Friday, July 15, 2016

The Plain Reason Torture Works

It seems like torture should work.

When someone won't talk, torture makes the cost of not talking high. Incentives make them talk.

But what if they lie?

Make the credible promise that more torture will happen if their information doesn't turn out, or contradicts what you already know. Incentives make them tell the truth.

Is torture not incentive enough?

Turn the torture up a notch. Now they have more incentive to talk / tell the truth.

So it seems like torture should work based on deductions from normal assumptions we have about human beings and how they respond to incentives. This is the plain reason torture works.

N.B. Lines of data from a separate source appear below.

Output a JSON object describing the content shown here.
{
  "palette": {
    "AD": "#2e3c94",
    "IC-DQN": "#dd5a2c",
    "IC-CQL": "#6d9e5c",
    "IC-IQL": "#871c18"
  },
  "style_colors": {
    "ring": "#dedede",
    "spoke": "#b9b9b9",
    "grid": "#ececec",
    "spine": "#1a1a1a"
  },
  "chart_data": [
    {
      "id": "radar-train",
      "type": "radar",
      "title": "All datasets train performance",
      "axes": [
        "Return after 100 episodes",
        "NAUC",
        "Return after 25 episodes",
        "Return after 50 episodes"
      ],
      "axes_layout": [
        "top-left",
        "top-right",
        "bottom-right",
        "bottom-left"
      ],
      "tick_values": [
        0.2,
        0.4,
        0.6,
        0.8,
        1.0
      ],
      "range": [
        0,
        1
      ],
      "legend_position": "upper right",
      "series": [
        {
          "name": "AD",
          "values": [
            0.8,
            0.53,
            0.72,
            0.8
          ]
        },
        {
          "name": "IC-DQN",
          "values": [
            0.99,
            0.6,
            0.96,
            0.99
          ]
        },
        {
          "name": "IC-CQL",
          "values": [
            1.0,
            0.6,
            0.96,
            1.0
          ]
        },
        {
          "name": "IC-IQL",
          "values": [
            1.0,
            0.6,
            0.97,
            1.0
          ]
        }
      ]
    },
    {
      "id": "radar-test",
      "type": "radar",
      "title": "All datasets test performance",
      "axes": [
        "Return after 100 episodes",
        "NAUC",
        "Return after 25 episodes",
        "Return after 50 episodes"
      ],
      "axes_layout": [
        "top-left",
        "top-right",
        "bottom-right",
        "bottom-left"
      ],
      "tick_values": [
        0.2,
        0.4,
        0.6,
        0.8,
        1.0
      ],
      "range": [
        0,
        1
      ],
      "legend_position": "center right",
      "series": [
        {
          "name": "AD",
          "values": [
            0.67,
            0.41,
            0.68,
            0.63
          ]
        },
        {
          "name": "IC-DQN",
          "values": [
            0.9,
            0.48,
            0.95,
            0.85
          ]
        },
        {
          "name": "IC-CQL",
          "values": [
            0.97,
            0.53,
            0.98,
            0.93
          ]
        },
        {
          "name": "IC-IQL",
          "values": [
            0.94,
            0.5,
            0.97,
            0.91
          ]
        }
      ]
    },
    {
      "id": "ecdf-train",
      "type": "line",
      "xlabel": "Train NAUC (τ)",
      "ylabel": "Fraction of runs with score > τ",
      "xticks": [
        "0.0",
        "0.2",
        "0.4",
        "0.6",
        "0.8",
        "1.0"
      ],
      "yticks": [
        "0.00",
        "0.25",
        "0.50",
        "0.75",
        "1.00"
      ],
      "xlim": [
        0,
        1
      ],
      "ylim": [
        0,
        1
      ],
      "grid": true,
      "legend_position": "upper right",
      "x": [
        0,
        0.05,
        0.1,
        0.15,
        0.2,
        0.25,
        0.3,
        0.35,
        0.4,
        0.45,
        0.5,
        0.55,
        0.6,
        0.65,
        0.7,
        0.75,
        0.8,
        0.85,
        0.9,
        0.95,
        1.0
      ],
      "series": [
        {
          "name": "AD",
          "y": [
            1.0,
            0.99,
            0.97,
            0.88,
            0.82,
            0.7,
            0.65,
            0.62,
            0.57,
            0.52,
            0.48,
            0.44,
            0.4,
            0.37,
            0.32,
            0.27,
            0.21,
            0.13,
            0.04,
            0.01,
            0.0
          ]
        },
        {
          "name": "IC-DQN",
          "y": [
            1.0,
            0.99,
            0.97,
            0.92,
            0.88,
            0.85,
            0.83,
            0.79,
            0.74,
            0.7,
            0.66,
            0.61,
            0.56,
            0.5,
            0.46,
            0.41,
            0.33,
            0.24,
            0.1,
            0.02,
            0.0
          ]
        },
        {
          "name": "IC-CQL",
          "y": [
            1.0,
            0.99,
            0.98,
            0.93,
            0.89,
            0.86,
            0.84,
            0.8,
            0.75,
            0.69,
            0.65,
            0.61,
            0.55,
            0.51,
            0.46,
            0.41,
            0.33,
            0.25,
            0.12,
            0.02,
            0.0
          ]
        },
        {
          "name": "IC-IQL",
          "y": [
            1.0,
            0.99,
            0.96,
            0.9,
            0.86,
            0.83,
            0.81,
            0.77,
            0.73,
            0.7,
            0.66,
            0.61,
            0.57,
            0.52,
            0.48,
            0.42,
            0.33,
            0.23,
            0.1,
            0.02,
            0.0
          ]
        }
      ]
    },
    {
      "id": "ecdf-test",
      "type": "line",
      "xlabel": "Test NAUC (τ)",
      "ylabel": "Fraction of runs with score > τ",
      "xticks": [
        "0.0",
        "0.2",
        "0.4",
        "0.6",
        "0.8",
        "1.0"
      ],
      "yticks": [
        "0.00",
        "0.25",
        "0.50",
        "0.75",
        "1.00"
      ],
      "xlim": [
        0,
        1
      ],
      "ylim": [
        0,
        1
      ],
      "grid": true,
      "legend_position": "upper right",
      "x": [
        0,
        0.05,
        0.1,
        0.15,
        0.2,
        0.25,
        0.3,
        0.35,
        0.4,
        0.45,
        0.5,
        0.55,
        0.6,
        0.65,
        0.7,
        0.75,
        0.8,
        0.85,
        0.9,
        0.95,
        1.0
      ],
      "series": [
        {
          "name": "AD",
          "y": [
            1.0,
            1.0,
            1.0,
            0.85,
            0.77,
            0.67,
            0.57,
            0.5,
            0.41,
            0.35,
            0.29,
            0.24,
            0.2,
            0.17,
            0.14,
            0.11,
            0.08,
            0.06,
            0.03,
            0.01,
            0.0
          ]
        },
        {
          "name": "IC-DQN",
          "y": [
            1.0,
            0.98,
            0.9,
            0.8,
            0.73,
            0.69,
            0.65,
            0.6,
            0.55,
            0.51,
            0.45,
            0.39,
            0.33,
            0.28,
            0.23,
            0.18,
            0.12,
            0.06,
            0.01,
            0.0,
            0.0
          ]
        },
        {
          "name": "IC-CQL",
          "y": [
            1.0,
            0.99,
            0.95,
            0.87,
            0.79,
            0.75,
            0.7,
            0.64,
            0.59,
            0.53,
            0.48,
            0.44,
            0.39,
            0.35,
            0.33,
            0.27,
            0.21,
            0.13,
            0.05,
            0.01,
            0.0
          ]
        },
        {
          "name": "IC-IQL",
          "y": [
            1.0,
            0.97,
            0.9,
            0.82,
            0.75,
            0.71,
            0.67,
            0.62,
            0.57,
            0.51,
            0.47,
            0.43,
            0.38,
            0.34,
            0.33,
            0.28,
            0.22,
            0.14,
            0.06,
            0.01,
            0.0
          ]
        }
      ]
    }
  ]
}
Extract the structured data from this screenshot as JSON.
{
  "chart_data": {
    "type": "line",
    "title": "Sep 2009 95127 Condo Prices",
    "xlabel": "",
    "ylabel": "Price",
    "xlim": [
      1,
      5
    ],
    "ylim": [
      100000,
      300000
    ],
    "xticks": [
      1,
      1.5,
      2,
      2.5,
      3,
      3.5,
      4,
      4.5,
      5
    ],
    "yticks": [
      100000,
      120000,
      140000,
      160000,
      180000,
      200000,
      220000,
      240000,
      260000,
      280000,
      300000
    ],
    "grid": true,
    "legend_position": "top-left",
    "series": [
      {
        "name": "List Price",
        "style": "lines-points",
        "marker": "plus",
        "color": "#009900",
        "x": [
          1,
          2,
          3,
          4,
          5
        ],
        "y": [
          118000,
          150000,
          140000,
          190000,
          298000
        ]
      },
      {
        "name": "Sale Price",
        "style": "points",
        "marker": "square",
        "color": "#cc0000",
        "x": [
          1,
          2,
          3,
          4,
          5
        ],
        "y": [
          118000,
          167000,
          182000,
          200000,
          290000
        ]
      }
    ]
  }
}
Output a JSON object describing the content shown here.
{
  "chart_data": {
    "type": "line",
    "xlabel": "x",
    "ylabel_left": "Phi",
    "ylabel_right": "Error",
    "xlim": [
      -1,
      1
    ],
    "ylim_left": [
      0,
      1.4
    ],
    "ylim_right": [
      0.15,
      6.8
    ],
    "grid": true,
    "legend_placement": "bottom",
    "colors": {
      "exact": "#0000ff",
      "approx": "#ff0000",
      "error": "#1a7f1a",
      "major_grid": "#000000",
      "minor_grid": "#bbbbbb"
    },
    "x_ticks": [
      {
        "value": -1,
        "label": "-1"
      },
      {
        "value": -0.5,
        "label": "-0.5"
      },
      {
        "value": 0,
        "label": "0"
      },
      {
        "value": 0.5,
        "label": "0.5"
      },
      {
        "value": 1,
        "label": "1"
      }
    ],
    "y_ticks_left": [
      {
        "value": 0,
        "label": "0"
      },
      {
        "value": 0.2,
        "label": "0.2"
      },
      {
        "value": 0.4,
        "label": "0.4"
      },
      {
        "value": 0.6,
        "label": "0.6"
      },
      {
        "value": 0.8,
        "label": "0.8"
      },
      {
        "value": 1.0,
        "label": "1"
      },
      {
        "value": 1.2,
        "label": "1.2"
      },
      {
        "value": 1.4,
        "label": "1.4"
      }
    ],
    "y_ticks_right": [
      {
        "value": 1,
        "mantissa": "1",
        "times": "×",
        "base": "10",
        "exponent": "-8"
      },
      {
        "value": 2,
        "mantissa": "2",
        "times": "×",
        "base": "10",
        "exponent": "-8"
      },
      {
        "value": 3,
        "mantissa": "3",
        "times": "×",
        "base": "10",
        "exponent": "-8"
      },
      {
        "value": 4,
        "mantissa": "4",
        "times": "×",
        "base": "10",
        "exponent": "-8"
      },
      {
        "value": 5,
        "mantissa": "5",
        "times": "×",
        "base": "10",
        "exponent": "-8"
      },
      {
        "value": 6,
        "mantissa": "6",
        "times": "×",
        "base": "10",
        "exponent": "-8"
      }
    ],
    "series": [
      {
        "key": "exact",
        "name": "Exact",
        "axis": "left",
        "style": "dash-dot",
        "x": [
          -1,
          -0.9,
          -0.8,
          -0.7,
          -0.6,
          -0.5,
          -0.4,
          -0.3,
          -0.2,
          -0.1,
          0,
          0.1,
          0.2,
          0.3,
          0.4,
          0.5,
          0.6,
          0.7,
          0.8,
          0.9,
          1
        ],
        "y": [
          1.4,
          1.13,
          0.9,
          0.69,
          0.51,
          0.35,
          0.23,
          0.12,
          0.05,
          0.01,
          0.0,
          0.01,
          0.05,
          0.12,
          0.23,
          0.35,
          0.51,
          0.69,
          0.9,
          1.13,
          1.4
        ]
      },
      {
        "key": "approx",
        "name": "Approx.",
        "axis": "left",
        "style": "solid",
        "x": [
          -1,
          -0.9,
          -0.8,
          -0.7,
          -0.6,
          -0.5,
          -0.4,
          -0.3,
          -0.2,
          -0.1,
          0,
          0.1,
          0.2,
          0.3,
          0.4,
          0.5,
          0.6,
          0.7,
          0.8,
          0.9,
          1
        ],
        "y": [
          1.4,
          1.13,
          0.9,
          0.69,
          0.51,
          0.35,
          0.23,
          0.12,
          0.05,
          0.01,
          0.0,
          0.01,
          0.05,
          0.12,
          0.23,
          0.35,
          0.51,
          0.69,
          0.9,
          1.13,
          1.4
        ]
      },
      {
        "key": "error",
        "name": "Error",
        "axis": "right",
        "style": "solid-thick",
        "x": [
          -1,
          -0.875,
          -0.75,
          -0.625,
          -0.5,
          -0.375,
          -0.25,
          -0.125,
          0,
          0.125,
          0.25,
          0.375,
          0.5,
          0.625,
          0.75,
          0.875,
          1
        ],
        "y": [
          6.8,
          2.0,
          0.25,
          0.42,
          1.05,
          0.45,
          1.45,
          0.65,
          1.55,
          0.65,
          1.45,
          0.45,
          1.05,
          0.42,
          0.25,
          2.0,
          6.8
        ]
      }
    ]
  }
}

So why do a lot of people deny that torture works?

One possible reasons is historical data. We have tortured. Did it work? I'm sure there's data out there and maybe it turns out the other way. Data on these kinds of issues tends to be messy anyway, so it ought to take a lot of clear data to undermine the plain reason torture works.

Most people; however, are not informed on the data. So I suspect most people think torture doesn't work because they think torture is unjust. There is a suspiciously high correlation between the belief about whether torture works and whether it would be unjust even if it doesn't work, even though the neither answer informs on what the other answer should be.

People often rationalize for why what is deontologically moral also happens leads to good results. It's like anything they believe to be morally right cannot have any costs whatsoever.

A reasonable person might say, torture works, but we shouldn't do it unless it's really important because torture is just a really bad thing to do to someone, even an enemy. I think that's how we would normally navigate the moral domain in our own lives, and so that's the guide public policy should probably follow.